| Unpopular opinion: As a recent graduate (last 5 years), I can't agree with most works desire to unionize for one reason: demand for your skills. When I was looking for my second tech job, I turned on that switch in my LinkedIn that lets recruiters contact me. I was immediately inundated with 10-20 messages a day from recruiters asking if I could speak with them about <Role with my expertice>. For me this was the most insane luxury in the workplace, instead of having to go out and look for jobs, those jobs were coming to me and knocking on my door. What I took from that is tech workers have an incredible choice in where they can go work because their skills are highly in-demand. So why unionize? Don't like where you work? Flip a switch and suddenly you have 10-20 offers a day from other companies looking to hire someone with your skillset. Yes, you have to spend time combing through the messages, on the phone with recruiters and going to interviews but at the end of the day with that level of attention to your skillset, you can basically decide where you want to work. Company A seems great but the culture is toxic, ok great let's see what company B has to offer. Company B has a good culture but their data collection practices you don't agree with, ok let's see what company C has to offer. Company C has a great culture and doesn't do the things you consider unethical with data collection, bam we have a winner. Also on the topic of general democracy in the workplace regarding decisions. As an engineer you don't make those decisions, you just implement them. Don't like the decisions, go somewhere else. Want more/total control over decision making? Start your own company. |
But more importantly, these are the "halcyon" days of finding tech work, and they are fleeting. There is absolutely no guarantee the job market will look this promising in a few years. Things seemed to be on an endless upward trajectory in the 90s and then it all came crashing down.

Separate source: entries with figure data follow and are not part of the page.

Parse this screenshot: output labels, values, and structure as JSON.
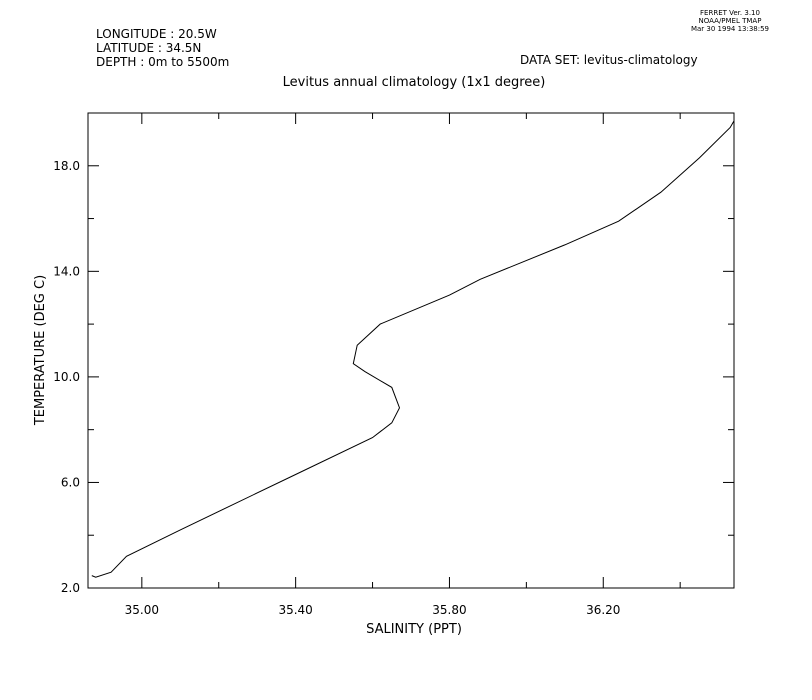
{
  "header": {
    "longitude": "LONGITUDE : 20.5W",
    "latitude": "LATITUDE : 34.5N",
    "depth": "DEPTH : 0m to 5500m",
    "dataset": "DATA SET: levitus-climatology",
    "stamp_line1": "FERRET Ver. 3.10",
    "stamp_line2": "NOAA/PMEL TMAP",
    "stamp_line3": "Mar 30 1994 13:38:59"
  },
  "chart_data": {
    "type": "line",
    "title": "Levitus annual climatology (1x1 degree)",
    "xlabel": "SALINITY (PPT)",
    "ylabel": "TEMPERATURE (DEG C)",
    "xlim": [
      34.86,
      36.54
    ],
    "ylim": [
      2.0,
      20.0
    ],
    "xticks": [
      {
        "value": 35.0,
        "label": "35.00"
      },
      {
        "value": 35.4,
        "label": "35.40"
      },
      {
        "value": 35.8,
        "label": "35.80"
      },
      {
        "value": 36.2,
        "label": "36.20"
      }
    ],
    "xminor": [
      35.2,
      35.6,
      36.0,
      36.4
    ],
    "yticks": [
      {
        "value": 2.0,
        "label": "2.0"
      },
      {
        "value": 6.0,
        "label": "6.0"
      },
      {
        "value": 10.0,
        "label": "10.0"
      },
      {
        "value": 14.0,
        "label": "14.0"
      },
      {
        "value": 18.0,
        "label": "18.0"
      }
    ],
    "yminor": [
      4.0,
      8.0,
      12.0,
      16.0
    ],
    "grid": false,
    "series": [
      {
        "points": [
          [
            34.87,
            2.47
          ],
          [
            34.88,
            2.41
          ],
          [
            34.92,
            2.6
          ],
          [
            34.96,
            3.2
          ],
          [
            35.1,
            4.2
          ],
          [
            35.4,
            6.3
          ],
          [
            35.6,
            7.7
          ],
          [
            35.65,
            8.26
          ],
          [
            35.67,
            8.83
          ],
          [
            35.65,
            9.6
          ],
          [
            35.58,
            10.2
          ],
          [
            35.55,
            10.5
          ],
          [
            35.56,
            11.2
          ],
          [
            35.62,
            12.0
          ],
          [
            35.8,
            13.1
          ],
          [
            35.88,
            13.7
          ],
          [
            36.1,
            15.0
          ],
          [
            36.24,
            15.9
          ],
          [
            36.35,
            17.0
          ],
          [
            36.45,
            18.3
          ],
          [
            36.53,
            19.45
          ],
          [
            36.54,
            19.7
          ]
        ]
      }
    ]
  }
}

If you're gambling on the fact that tech work will always be in extremely high demand, then you have a combination of risk appetite and optimism that makes for a founder.
As someone who worked through the period of the tech industry during the dotcom fallout, lots of stuff people take for granted today was non-existent: You had much less autonomy over the technical aspects of the objectives you were trying to achieve. Mandated tools, crappy underpowered computers, bureaucracy, over project dependencies, process-heavy SDLCs weren't just the norm, but widely viewed as the proper way to build software. It was all a reaction to what was seen as the "inmates running the asylum" during the dotcom boom. It basically took a bunch of promising startups in the mid-aughts to start cleaning people's clocks and become juggernauts to get the broader industry to reverse course. It also became a lot cheaper to do a tech startup.
Basically, understand that a lot of what is enjoyable today about working in tech is a side-effect of supply-and-demand; they HAVE to avoid developer-hostile actions because we're difficult to hire and expensive to employ. Once that's no longer the case, the screws are going to tighten. Just look at China's 9-9-6 work policies and companies using chat tools to spy on their employees to keep them working as a point of reference.
> As an engineer you don't make those decisions, you just implement them.
I'd like to think we have enough integrity as a profession to fall back on an Eichmann-adjacent justification.